The Steelers don’t typically play the Eagles all that often, but this will actually be the third time in three seasons that Pittsburgh and Philadelphia have faced each other on the gridiron.

In 2020, Ben Roethlisberger and Chase Claypool lit up a Carson Wentz-led Eagles squad that was a disaster. The Eagles fired Doug Pederson and hired Nick Sirianni. Wentz, the hero of the Eagles’ 2017 Super Bowl season, if not the game, was traded for a pair of draft picks.

The Eagles started to rebuild their offense around Jalen Hurts at quarterback. The Steelers saw that team, but not much of Hurts, in the 2021 preseason. Dwayne Haskins led the Steelers to a second-half comeback win.

As a full-time starter for the first time, Hurts and the Eagles got out to a slow start that season. Through seven games, he had an 89.5 passer rating and the Eagles were 2-5.

“Nick Sirianni-Jalen Hurts is a like a bad science experiment,” read the headline from the Philadelphia Inquirer on Oct. 30, as columnist Mike Sielski called for the benching of Hurts for backup Gardner Minshew. “The Eagles are 2-5 and going nowhere,” wrote Sielski.

The Eagles won seven of their next nine games and made the playoffs. Other than a meaningless Week 18 game, the Eagles have won 13 of 15 since they were written off after a 2-5 start to the 2021 season. Seems like the science experiment was at least decent.

Furthermore, while the Eagles have added to their roster over that time, it hasn’t been overly drastic. They traded for wide receiver A.J. Brown, signed cornerback James Bradberry and outside linebacker Haason Reddick and drafted defensive tackle Jordan Davis in the first round — to use him as a rotational player. 

On the whole, this is not a dramatically revamped Philadelphia team. Of the Eagles that have started 6-0 this season, 10 of the 11 offensive starters and eight of the 11 defensive starters were on the team that started 2-5 a year ago. They just stuck with it and got better.

That makes an interesting juxtaposition to the Eagles opponents this week, which have also started the season with a 2-5 record with a first-time NFL starter at quarterback in Kenny Pickett.

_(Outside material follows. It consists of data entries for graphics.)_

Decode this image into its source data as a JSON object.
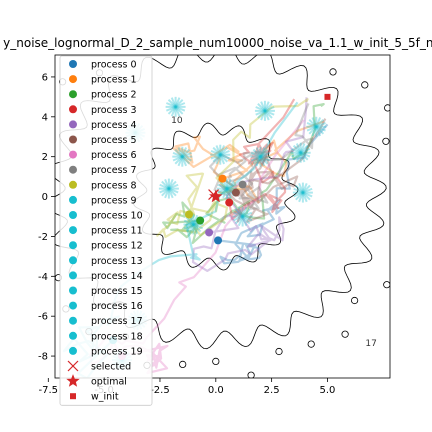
{
  "chart_data": {
    "type": "scatter",
    "title": "y_noise_lognormal_D_2_sample_num10000_noise_va_1.1_w_init_5_5f_ne",
    "xlabel": "",
    "ylabel": "",
    "xlim": [
      -7.2,
      7.8
    ],
    "ylim": [
      -9.1,
      7.1
    ],
    "x_ticks": [
      -7.5,
      -5.0,
      -2.5,
      0.0,
      2.5,
      5.0
    ],
    "x_tick_labels": [
      "-7.5",
      "-5.0",
      "-2.5",
      "0.0",
      "2.5",
      "5.0"
    ],
    "y_ticks": [
      -8,
      -6,
      -4,
      -2,
      0,
      2,
      4,
      6
    ],
    "y_tick_labels": [
      "-8",
      "-6",
      "-4",
      "-2",
      "0",
      "2",
      "4",
      "6"
    ],
    "grid": false,
    "legend_position": "left",
    "legend": [
      {
        "label": "process 0",
        "color": "#1f77b4",
        "marker": "circle"
      },
      {
        "label": "process 1",
        "color": "#ff7f0e",
        "marker": "circle"
      },
      {
        "label": "process 2",
        "color": "#2ca02c",
        "marker": "circle"
      },
      {
        "label": "process 3",
        "color": "#d62728",
        "marker": "circle"
      },
      {
        "label": "process 4",
        "color": "#9467bd",
        "marker": "circle"
      },
      {
        "label": "process 5",
        "color": "#8c564b",
        "marker": "circle"
      },
      {
        "label": "process 6",
        "color": "#e377c2",
        "marker": "circle"
      },
      {
        "label": "process 7",
        "color": "#7f7f7f",
        "marker": "circle"
      },
      {
        "label": "process 8",
        "color": "#bcbd22",
        "marker": "circle"
      },
      {
        "label": "process 9",
        "color": "#17becf",
        "marker": "circle"
      },
      {
        "label": "process 10",
        "color": "#17becf",
        "marker": "circle"
      },
      {
        "label": "process 11",
        "color": "#17becf",
        "marker": "circle"
      },
      {
        "label": "process 12",
        "color": "#17becf",
        "marker": "circle"
      },
      {
        "label": "process 13",
        "color": "#17becf",
        "marker": "circle"
      },
      {
        "label": "process 14",
        "color": "#17becf",
        "marker": "circle"
      },
      {
        "label": "process 15",
        "color": "#17becf",
        "marker": "circle"
      },
      {
        "label": "process 16",
        "color": "#17becf",
        "marker": "circle"
      },
      {
        "label": "process 17",
        "color": "#17becf",
        "marker": "circle"
      },
      {
        "label": "process 18",
        "color": "#17becf",
        "marker": "circle"
      },
      {
        "label": "process 19",
        "color": "#17becf",
        "marker": "circle"
      },
      {
        "label": "selected",
        "color": "#d62728",
        "marker": "x"
      },
      {
        "label": "optimal",
        "color": "#d62728",
        "marker": "star"
      },
      {
        "label": "w_init",
        "color": "#d62728",
        "marker": "square"
      }
    ],
    "contour_labels": [
      {
        "text": "10",
        "x": -2.0,
        "y": 3.7
      },
      {
        "text": "17",
        "x": 6.7,
        "y": -7.5
      }
    ],
    "series": [
      {
        "name": "process 0",
        "color": "#1f77b4",
        "final": [
          0.1,
          -2.2
        ]
      },
      {
        "name": "process 1",
        "color": "#ff7f0e",
        "final": [
          0.3,
          0.9
        ]
      },
      {
        "name": "process 2",
        "color": "#2ca02c",
        "final": [
          -0.7,
          -1.2
        ]
      },
      {
        "name": "process 3",
        "color": "#d62728",
        "final": [
          0.6,
          -0.3
        ]
      },
      {
        "name": "process 4",
        "color": "#9467bd",
        "final": [
          -0.3,
          -1.8
        ]
      },
      {
        "name": "process 5",
        "color": "#8c564b",
        "final": [
          0.9,
          0.2
        ]
      },
      {
        "name": "process 6",
        "color": "#e377c2",
        "final": [
          -4.2,
          -8.0
        ]
      },
      {
        "name": "process 7",
        "color": "#7f7f7f",
        "final": [
          1.2,
          0.6
        ]
      },
      {
        "name": "process 8",
        "color": "#bcbd22",
        "final": [
          -1.2,
          -0.9
        ]
      },
      {
        "name": "process 9",
        "color": "#17becf",
        "final": [
          -4.6,
          -7.2
        ]
      }
    ],
    "selected": [
      -0.1,
      0.1
    ],
    "optimal": [
      0.0,
      0.0
    ],
    "w_init": [
      5.0,
      5.0
    ]
  }
}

The spark for the 2021 Eagles was not merely mid-season improvement from Sirianni and Hurts. The team’s schedule also lightened significantly in the second half of the year. The Eagles finished 9-8 and in the playoffs despite going 0-6 against other teams that made the postseason.

After facing the Eagles this week, the Steelers face one team (the Baltimore Ravens) that is currently in a playoff position. They will face just two (the 4-3 Ravens and 4-3 Cincinnati Bengals) that have a winning record. In aggregate, the Steelers’ opponents after the bye week are 26-35-1.

The Steelers are probably not going to finish 7-3 and make the playoffs. They’re probably going to fall to 2-6, with the Eagles two-score favorites this Sunday.

But it’s a telling illustration of how quickly fortunes can turn in the NFL, especially with regards to a young quarterback. Hurts started four games in 2020 with a 77.6 passer rating. He played in 15 games in 2021 with an 87.2 passer rating. This season, he’s at 98.4. He’s the same guy, with largely the same crew around him, yet the Eagles have gotten much better over time. 

The Pittsburgh Steelers do not have the salary cap space or the draft capital to make dramatic changes to the team’s personnel over the next year. But they do have the capability to do what the Eagles have done: sign a few key free agents, make a trade or two, and get significant improvements out of their existing roster while adding to it only incrementally.

And of course, the Steelers should be very well versed in the plan, because one of the architects of it, former Eagles vice president Andy Weidl, is now the assistant general manger in Pittsburgh.